How to Trade in Periods of High Volatility – Introduction
In the financial markets, one thing is often certain: uncertainty. No one knows what will happen in future. Even the so-called experts usually don’t have a clue. For instance, Mohammed El-Erian, who is the head economist at Allianz and a common feature in financial news has been talking of a financial crisis for years. Jeffrey Gundlach who is the current bond king has appeared on television for years warning of a coming collapse. Yet this has not happened. I can go on and on. The fact is that the financial market is uncertain and no one knows about the future. Volatility is an important aspect of the financial market. Some traders love trading in periods of high volatility while others like the opposite.

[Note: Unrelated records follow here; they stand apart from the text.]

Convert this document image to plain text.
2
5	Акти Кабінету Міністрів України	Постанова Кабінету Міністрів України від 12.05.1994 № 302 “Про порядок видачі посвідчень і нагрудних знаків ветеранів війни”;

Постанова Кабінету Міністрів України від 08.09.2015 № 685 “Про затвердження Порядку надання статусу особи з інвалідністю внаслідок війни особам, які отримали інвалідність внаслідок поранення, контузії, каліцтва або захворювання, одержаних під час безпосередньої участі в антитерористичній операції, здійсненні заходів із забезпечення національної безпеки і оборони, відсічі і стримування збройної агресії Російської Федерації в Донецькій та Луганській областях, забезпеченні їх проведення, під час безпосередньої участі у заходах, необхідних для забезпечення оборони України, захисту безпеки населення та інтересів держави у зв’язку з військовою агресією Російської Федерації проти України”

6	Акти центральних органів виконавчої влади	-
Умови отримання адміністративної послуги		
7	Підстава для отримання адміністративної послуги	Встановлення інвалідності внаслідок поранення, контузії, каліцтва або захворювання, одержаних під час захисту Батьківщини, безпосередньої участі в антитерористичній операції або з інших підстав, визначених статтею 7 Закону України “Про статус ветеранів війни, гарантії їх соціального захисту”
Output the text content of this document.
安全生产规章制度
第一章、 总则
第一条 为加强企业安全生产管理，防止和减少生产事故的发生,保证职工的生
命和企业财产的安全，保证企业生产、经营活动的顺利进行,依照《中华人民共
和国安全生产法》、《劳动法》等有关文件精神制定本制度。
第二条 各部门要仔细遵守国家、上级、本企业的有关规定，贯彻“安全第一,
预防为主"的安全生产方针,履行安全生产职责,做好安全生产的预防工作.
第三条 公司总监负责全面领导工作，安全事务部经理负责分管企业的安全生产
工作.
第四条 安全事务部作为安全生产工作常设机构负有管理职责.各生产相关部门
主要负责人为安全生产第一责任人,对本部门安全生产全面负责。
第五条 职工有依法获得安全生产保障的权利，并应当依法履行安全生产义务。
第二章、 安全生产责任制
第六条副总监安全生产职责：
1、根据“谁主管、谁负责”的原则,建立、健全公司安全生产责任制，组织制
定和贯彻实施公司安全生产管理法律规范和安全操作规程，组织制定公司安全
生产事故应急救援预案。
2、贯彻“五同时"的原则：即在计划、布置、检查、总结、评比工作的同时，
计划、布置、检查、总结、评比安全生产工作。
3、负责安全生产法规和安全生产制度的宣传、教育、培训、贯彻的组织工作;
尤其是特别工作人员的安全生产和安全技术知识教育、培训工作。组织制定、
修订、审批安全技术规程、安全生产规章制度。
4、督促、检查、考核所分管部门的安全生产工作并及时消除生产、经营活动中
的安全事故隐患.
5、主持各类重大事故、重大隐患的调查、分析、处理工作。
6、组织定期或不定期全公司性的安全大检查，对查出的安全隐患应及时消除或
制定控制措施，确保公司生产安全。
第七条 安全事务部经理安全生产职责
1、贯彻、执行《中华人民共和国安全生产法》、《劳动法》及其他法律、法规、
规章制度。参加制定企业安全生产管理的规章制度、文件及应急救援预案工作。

Last week, the United States fired missiles in Syria. During the weekend, it was reported that the U.S Navy ships were heading to the Korean Peninsula. All these are major causes of volatility in the market because no one knows what will happen in the future. A week ago, no one expected that these two geopolitical events would happen. How then do you as a trader trade in such periods?
- Expect the unexpected
The first thing you need to do is to always expect the unexpected. Even when the markets seem calm, always expect the unexpected to happen. Remember that anything can happen within less than a second in the financial market. Therefore, in every trade that you open, always expect the unexpected no matter what kind of analysis you did.
- Protect your trades
This follows the above point. As you expect the unexpected, you should do the best you can to protect your trades. This means that you should do two things. First, you should place trades that are not very aggressive. The lot size that you select should be relatively small. This ensures that the maximum loss you can make is small as well. Second, you should ensure that you have a stop loss in all trades that you open. As I mentioned, a microsecond can be the difference between you and success.
- Overnight trades
I have never been a fan of overnight trades. This is because so much happens at night that could have implications on your trades. Remember, when the markets are closed in the United States, they are usually open in Asia. This means that Japan or China can do something that can move the market. For instance, last week’s strikes happened when the markets in the US were closed. Therefore, do whatever you can to avoid overnight trades.
- Be informed
It is very important to be informed about what is happening around the world especially when you have open trades. Before you open a trade, you should always look at the economic calendar. This will prepare you on what to expect if data is released. As a rule, I always stay out of the market a few hours before data is released. When you have a trade open, you should be informed of what is going on. The best way to do this is to have financial TV on. You should also have financial apps with their notifications on. This will update you when anything significant happens. Finally, you should monitor the VIX index. This is known as the fear index. It is the index that people in Wall Street track to know the nature of the volatility in the market. If it’s very high, you should stay out of the market.